I’ve learned that there are Seven Skills of Love.

The most difficult of these for us humans are Respect, accepting the other person exactly “as is,” without needing to change a hair on their head! As a spiritual person, I believe each of us has come to earth for our own reasons and learning. For maximum growth, our path needs to fit us. This includes the path we take to our death. To really love someone, we need to fully respect their right to deal with life and illness as they see best. It doesn’t mean we can’t raise questions or (only if asked) offer an opinion. It does, however, mean we step back, allowing the ill person to make the final choices regarding treating the illness.

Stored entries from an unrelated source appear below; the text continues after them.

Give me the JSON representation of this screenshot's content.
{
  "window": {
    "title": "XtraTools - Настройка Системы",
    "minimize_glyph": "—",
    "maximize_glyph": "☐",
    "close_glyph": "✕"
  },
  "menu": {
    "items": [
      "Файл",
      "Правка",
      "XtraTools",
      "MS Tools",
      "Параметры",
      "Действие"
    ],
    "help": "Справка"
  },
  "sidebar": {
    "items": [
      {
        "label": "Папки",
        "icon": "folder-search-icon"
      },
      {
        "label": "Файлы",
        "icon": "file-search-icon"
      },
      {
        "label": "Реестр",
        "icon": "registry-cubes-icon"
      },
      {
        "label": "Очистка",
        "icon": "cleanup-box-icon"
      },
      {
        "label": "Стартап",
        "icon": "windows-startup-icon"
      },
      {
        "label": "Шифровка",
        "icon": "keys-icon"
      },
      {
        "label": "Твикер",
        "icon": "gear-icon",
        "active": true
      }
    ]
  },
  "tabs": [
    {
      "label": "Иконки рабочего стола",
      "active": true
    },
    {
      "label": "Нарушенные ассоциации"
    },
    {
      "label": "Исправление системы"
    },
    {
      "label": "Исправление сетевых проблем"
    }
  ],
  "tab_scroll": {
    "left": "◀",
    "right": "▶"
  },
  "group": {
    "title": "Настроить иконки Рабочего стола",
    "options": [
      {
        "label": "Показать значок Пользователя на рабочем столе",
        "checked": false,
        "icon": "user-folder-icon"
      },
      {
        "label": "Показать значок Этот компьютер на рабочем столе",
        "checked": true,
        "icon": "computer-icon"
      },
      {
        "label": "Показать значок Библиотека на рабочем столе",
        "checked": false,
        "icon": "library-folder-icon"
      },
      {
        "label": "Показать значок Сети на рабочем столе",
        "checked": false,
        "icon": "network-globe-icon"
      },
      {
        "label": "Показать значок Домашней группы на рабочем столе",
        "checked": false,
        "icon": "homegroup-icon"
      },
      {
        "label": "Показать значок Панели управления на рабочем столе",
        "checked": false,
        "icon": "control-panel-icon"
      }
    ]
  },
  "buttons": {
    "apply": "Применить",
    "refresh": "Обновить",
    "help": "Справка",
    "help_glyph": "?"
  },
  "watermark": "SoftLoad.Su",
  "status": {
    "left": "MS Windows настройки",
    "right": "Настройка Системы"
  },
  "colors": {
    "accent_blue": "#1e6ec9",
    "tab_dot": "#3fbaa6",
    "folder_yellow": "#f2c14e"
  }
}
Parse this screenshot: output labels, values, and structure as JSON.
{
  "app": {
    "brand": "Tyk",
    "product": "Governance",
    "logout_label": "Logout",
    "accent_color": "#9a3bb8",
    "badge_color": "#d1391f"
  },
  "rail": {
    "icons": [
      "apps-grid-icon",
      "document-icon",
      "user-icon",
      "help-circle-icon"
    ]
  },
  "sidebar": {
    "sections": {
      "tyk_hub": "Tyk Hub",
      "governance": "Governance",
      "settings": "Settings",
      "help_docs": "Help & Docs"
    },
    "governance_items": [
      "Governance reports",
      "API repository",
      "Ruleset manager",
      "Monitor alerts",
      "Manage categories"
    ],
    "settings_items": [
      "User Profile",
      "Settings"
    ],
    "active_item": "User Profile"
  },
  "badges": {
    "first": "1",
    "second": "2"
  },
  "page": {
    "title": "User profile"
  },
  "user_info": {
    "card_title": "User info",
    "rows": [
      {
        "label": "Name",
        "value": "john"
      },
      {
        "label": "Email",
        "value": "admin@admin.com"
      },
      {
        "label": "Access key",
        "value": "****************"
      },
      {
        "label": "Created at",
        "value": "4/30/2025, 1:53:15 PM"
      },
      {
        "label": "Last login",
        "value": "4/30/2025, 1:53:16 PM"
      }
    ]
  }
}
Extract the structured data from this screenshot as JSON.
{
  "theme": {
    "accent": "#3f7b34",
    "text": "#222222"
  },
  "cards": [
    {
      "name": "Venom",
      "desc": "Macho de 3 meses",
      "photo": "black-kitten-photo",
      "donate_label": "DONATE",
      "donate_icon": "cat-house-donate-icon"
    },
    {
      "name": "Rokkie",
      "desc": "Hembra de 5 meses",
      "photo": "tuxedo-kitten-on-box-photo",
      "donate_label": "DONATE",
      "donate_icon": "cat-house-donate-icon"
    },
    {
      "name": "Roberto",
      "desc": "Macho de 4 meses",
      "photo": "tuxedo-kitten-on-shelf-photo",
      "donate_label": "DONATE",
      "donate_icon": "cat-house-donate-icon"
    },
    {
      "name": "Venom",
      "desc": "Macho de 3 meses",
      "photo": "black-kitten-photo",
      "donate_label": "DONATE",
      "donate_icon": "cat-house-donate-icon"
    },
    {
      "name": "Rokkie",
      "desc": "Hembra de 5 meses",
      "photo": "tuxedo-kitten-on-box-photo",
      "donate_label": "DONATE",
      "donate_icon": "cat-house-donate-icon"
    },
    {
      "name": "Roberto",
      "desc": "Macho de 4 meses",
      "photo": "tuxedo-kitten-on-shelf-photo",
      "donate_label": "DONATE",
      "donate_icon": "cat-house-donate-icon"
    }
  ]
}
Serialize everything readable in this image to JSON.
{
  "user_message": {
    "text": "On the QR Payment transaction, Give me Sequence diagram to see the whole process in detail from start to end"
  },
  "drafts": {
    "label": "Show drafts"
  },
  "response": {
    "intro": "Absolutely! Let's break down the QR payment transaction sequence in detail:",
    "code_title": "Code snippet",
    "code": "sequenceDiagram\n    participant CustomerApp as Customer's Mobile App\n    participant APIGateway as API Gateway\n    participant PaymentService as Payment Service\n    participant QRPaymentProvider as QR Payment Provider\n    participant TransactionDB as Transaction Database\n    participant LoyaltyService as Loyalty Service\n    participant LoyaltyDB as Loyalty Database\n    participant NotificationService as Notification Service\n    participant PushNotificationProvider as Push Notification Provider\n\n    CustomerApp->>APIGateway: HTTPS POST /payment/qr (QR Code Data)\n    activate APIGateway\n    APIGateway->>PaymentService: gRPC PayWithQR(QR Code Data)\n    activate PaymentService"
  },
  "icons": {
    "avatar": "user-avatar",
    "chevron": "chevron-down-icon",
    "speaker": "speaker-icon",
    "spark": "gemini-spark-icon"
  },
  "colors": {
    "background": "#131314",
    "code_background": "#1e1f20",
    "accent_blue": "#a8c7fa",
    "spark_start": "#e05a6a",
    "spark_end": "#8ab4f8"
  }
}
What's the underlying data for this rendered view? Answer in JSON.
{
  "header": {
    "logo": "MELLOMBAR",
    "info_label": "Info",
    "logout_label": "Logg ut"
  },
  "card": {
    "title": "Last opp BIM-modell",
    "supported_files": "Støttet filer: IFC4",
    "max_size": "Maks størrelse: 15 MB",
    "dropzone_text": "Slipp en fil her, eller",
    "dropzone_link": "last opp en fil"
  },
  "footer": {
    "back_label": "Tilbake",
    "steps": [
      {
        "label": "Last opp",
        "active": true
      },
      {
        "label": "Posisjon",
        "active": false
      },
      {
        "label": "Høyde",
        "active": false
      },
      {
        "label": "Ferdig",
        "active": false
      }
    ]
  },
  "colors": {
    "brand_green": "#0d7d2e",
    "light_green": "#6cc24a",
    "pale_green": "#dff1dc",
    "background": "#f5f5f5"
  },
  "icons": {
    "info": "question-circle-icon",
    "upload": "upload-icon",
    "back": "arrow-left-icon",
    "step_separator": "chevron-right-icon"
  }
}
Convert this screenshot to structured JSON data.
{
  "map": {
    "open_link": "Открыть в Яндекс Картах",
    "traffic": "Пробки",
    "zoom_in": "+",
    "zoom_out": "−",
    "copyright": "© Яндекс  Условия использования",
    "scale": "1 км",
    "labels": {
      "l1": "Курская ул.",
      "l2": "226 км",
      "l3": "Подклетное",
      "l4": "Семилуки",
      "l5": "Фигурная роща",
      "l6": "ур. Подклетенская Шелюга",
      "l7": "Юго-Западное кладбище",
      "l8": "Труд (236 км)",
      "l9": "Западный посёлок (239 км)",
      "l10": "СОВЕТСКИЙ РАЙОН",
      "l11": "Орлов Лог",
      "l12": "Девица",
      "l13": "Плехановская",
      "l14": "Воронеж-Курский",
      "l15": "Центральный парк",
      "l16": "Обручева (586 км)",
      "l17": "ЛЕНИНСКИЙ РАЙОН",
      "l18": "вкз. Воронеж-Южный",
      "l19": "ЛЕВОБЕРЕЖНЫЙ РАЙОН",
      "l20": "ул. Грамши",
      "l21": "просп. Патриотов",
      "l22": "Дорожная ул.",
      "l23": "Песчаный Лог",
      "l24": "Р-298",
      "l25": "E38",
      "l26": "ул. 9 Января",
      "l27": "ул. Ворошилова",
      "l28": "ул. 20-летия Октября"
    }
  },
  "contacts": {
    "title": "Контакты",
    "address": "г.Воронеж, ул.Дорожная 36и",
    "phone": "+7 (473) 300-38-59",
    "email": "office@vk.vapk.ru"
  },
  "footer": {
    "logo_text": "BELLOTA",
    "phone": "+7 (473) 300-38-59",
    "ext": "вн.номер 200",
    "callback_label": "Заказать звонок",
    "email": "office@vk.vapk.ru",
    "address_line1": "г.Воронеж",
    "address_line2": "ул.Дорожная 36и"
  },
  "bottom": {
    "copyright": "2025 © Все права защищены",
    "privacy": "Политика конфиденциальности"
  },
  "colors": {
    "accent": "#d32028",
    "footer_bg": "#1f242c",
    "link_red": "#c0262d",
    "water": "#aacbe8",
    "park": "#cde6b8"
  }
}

It was friends and people in this category I sought out, so I could stay centered, calm, and feel loved, even though being assailed with other types of “support.” I am totally grateful.

When we are diagnosed and dealing with an illness like cancer, we do need plenty of support. But life is lived best “from the inside out.” If we need support from others, we’re more likely to get it when we are supportive of ourselves. What we have inside us, we tend to attract from outside is the Principle. Regardless of how the people around you give their support, make sure you stay true to yourself; support yourself.

As I’ve indicated in this series, one of the primary learnings to complete when diagnosed with cancer is the full, healthy, as-it-fits-you support of your own body, which is, after all, bringing you a tailor-made lesson you can complete.